Performance Insights

Benchmarks provide a general performance profile. Actual performance may vary based on workload and hardware.

Single Operations

  • A single push followed by a pop operation (no resizing/shrinking) takes approximately ~34 nanoseconds.

Batch Operations

Batching significantly improves per-item throughput for sequential push/pop pairs:

  • Batch of 10: ~5.9 ns/item.
  • Batch of 100: ~2.0 ns/item.
  • Batch of 1000: ~1.1 ns/item.
  • Conclusion: For high throughput, batching is highly recommended.

Dynamic Resizing/Shrinking

  • Resizing (Growth): The amortized cost per push was ~25 ns when frequent growth occurred (e.g., 128 pushes causing 3 resizes).
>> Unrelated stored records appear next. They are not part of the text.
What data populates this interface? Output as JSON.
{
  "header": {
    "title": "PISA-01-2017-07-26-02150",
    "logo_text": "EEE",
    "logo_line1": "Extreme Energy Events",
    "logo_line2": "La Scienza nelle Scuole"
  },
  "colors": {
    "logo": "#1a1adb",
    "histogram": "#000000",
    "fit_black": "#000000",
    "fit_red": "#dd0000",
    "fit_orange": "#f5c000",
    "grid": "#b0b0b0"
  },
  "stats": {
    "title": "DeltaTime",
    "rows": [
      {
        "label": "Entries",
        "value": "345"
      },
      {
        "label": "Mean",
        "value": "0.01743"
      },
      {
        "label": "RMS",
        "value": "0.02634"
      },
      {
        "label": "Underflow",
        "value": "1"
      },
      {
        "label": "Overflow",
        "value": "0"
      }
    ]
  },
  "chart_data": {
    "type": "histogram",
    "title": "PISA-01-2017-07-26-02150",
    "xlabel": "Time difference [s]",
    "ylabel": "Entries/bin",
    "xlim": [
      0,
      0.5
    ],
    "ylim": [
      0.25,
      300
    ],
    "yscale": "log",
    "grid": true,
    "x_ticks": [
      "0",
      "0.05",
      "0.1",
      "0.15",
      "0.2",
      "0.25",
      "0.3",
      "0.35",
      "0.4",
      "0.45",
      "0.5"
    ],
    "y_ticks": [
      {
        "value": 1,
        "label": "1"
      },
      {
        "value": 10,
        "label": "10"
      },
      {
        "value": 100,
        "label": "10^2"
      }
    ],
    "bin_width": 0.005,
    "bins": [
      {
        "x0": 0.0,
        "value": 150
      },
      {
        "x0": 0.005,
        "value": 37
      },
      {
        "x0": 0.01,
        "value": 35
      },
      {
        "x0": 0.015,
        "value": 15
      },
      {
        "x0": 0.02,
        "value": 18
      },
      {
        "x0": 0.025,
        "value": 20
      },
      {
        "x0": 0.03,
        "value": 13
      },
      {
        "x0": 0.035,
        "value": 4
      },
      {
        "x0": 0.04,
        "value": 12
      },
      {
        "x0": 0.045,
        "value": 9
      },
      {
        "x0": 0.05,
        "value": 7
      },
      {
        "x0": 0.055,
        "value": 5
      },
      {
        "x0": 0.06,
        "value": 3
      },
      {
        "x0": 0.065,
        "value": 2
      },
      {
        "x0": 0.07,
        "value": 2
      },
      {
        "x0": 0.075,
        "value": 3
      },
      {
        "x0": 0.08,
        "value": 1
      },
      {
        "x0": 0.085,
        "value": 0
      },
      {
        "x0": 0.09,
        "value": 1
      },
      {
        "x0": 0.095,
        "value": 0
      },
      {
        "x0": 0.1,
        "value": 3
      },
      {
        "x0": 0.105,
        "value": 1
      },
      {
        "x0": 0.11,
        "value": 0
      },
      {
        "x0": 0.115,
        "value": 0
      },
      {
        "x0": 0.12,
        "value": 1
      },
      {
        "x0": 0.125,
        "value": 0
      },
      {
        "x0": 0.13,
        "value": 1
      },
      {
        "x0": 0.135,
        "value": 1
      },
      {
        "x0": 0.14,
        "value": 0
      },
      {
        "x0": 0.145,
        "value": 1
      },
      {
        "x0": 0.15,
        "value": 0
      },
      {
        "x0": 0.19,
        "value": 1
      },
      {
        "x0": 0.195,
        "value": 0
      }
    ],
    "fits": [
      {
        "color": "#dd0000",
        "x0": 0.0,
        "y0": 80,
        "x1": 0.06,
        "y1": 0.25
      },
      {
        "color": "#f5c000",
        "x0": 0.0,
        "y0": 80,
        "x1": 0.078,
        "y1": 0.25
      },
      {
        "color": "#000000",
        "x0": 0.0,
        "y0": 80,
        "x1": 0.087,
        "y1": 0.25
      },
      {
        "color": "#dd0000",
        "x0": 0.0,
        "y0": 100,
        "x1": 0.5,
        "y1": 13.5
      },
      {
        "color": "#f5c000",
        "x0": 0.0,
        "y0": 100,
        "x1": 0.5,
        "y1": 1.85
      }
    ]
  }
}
This indicates a moderate and acceptable overhead.
  • Shrinking: The amortized cost per pop was ~17 ns when frequent shrinking occurred. This is comparable to a non-shrinking pop, suggesting efficient shrinking.

Concurrency and Scalability

Concurrent benchmarks (multiple producers, multiple consumers operating on single items) revealed:

  • Baseline (1 Producer, 1 Consumer): ~7.5 million items/second.
  • Optimal (2 Producers, 2 Consumers): Peaked at ~12.3 million items/second.
  • Increased Contention (e.g., 4P/4C, 8P/8C): Throughput decreased (to ~7.7-9.6 million items/second) due to lock contention. The push_lock and pop_lock (which serialize all push and pop operations, respectively) become bottlenecks at higher thread counts for single-item operations.
  • Asymmetric Load:
    • Many Producers, 1 Consumer (4P/1C): ~7.4 million items/second (consumer-bound).
    • 1 Producer, Many Consumers (1P/4C): ~11.6 million items/second (more efficient than 4P/1C).
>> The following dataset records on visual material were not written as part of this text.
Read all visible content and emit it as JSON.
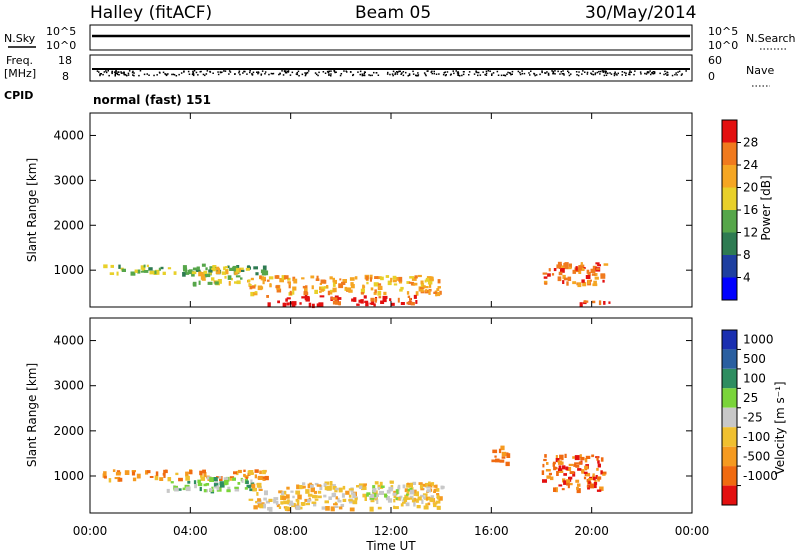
{
  "header": {
    "station": "Halley (fitACF)",
    "beam": "Beam 05",
    "date": "30/May/2014"
  },
  "top_panels": {
    "nsky": {
      "left_label": "N.Sky",
      "left_ticks": [
        "10^5",
        "10^0"
      ],
      "right_label": "N.Search",
      "right_ticks": [
        "10^5",
        "10^0"
      ]
    },
    "freq": {
      "left_label_1": "Freq.",
      "left_label_2": "[MHz]",
      "left_ticks": [
        "18",
        "8"
      ],
      "right_label": "Nave",
      "right_ticks": [
        "60",
        "0"
      ]
    },
    "cpid": {
      "label": "CPID",
      "value": "normal (fast) 151"
    }
  },
  "colors": {
    "power": [
      "#0000ff",
      "#1e3fa0",
      "#2e7b52",
      "#56a64a",
      "#e8d02a",
      "#f5a623",
      "#f07a1e",
      "#e31010"
    ],
    "velocity": [
      "#1a2fb0",
      "#2a5fa0",
      "#2e8d60",
      "#7ad43a",
      "#c8c8c8",
      "#f0c030",
      "#f59a20",
      "#f06a10",
      "#e31010"
    ]
  },
  "chart_data": [
    {
      "type": "heatmap",
      "name": "power",
      "ylabel": "Slant Range [km]",
      "yticks": [
        "1000",
        "2000",
        "3000",
        "4000"
      ],
      "ylim": [
        180,
        4500
      ],
      "xlim": [
        "00:00",
        "24:00"
      ],
      "colorbar": {
        "label": "Power [dB]",
        "ticks": [
          "4",
          "8",
          "12",
          "16",
          "20",
          "24",
          "28"
        ],
        "range": [
          0,
          32
        ]
      },
      "regions": [
        {
          "x": [
            0.5,
            7.0
          ],
          "y": [
            950,
            1150
          ],
          "level": 3
        },
        {
          "x": [
            4.0,
            6.3
          ],
          "y": [
            700,
            1100
          ],
          "level": 4
        },
        {
          "x": [
            6.3,
            14.0
          ],
          "y": [
            500,
            900
          ],
          "level": 5
        },
        {
          "x": [
            7.0,
            13.0
          ],
          "y": [
            250,
            450
          ],
          "level": 7
        },
        {
          "x": [
            18.0,
            20.5
          ],
          "y": [
            700,
            1200
          ],
          "level": 6
        },
        {
          "x": [
            19.5,
            21.0
          ],
          "y": [
            250,
            350
          ],
          "level": 7
        }
      ]
    },
    {
      "type": "heatmap",
      "name": "velocity",
      "ylabel": "Slant Range [km]",
      "yticks": [
        "1000",
        "2000",
        "3000",
        "4000"
      ],
      "ylim": [
        180,
        4500
      ],
      "xlim": [
        "00:00",
        "24:00"
      ],
      "xticks": [
        "00:00",
        "04:00",
        "08:00",
        "12:00",
        "16:00",
        "20:00",
        "00:00"
      ],
      "xlabel": "Time UT",
      "colorbar": {
        "label": "Velocity [m s⁻¹]",
        "ticks": [
          "1000",
          "500",
          "100",
          "25",
          "-25",
          "-100",
          "-500",
          "-1000"
        ]
      },
      "regions": [
        {
          "x": [
            0.5,
            7.0
          ],
          "y": [
            950,
            1150
          ],
          "level": 6
        },
        {
          "x": [
            3.0,
            6.5
          ],
          "y": [
            700,
            1000
          ],
          "level": 3
        },
        {
          "x": [
            6.3,
            14.0
          ],
          "y": [
            300,
            900
          ],
          "level": 5
        },
        {
          "x": [
            11.0,
            13.5
          ],
          "y": [
            500,
            800
          ],
          "level": 4
        },
        {
          "x": [
            18.0,
            20.5
          ],
          "y": [
            700,
            1500
          ],
          "level": 7
        },
        {
          "x": [
            16.0,
            16.6
          ],
          "y": [
            1300,
            1700
          ],
          "level": 7
        }
      ]
    }
  ]
}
Conclusion on Concurrency: elasticq provides good concurrent throughput for a small number of threads performing single-item operations. It does not scale linearly with many threads for such operations due to its locking strategy (chosen for correctness and implementation simplicity around dynamic resizing). For maximizing concurrent throughput, consider application-level sharding or ensure threads primarily use batch operations if the workload allows.
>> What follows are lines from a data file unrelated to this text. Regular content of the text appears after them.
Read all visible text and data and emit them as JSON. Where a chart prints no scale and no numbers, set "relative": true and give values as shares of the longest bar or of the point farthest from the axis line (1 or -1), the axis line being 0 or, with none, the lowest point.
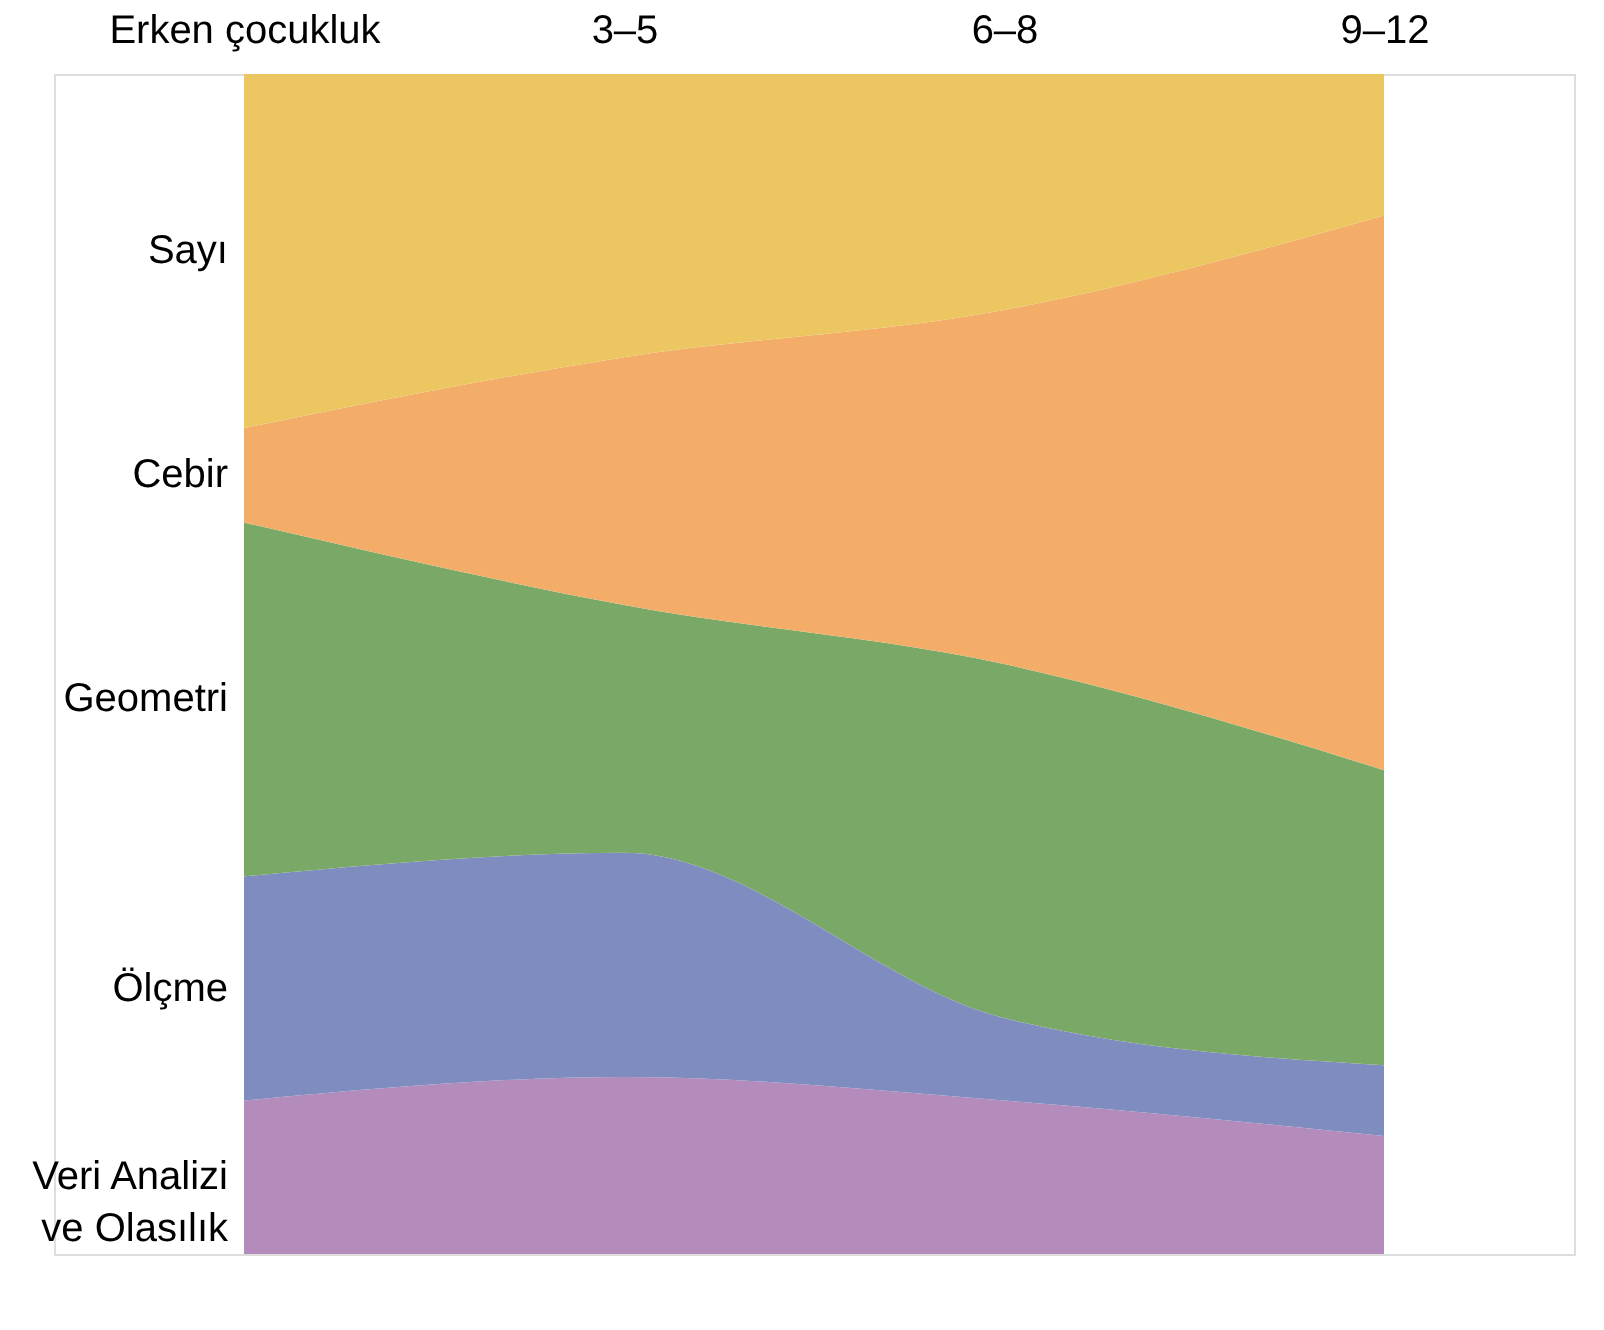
{
  "chart_data": {
    "type": "area",
    "relative": true,
    "stacked": true,
    "legend": false,
    "grid": false,
    "categories": [
      "Erken çocukluk",
      "3–5",
      "6–8",
      "9–12"
    ],
    "series": [
      {
        "name": "Veri Analizi ve Olasılık",
        "color": "#b48cbc",
        "values": [
          0.13,
          0.15,
          0.13,
          0.1
        ]
      },
      {
        "name": "Ölçme",
        "color": "#7f8cc0",
        "values": [
          0.19,
          0.19,
          0.07,
          0.06
        ]
      },
      {
        "name": "Geometri",
        "color": "#7aa866",
        "values": [
          0.3,
          0.21,
          0.3,
          0.25
        ]
      },
      {
        "name": "Cebir",
        "color": "#f3ad68",
        "values": [
          0.08,
          0.21,
          0.3,
          0.47
        ]
      },
      {
        "name": "Sayı",
        "color": "#ecc660",
        "values": [
          0.3,
          0.24,
          0.2,
          0.12
        ]
      }
    ]
  }
}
Design Considerations & Limitations

  • Locking Strategy: The buffer uses a Mutex around the internal VecDeque and an RwLock for its logical capacity. Additionally, push_lock: Mutex<()> and pop_lock: Mutex<()> serialize all push operations against each other and all pop operations against each other. This design prioritizes correctness by ensuring that complex sequences like resize/shrink decisions and actions are atomic with respect to other operations of the same kind.
  • Scalability Trade-off: The coarse-grained push_lock and pop_lock are the primary reason for limited scalability beyond a few concurrent threads for single-item operations.
  • Async Utility Methods: Methods like len(), is_empty(), and capacity() are synchronous. When the async feature is enabled (and thus tokio::sync locks are used internally), these methods use blocking_lock() (or equivalent). This means they can block an async runtime if called from one and the lock is heavily contended. For critical async paths, use with awareness.
  • iter() Performance: iter() clones all items in the buffer. This can be costly for large buffers or items that are expensive to clone. drain() is more efficient if items are to be consumed and removed.

Contributing

Contributions are welcome! Please feel free to submit issues or pull requests. For major changes, please open an issue first to discuss your proposed changes.

Top priority contributions are:

  • Performance Improvements: Enhancements that increase throughput or reduce latency. Here the Locking Strategy could be improved by using more fine-grained locks or by using a different data structure altogether.
  • Documentation: Clarifications or additions to the README, examples, or API documentation.
  • Testing: Additional tests that cover edge cases or improve code coverage.

Running Tests

cargo test

Running Benchmarks

cargo bench

License

This project is licensed under the MIT License. Please see the LICENSE file in the repository for the full license text.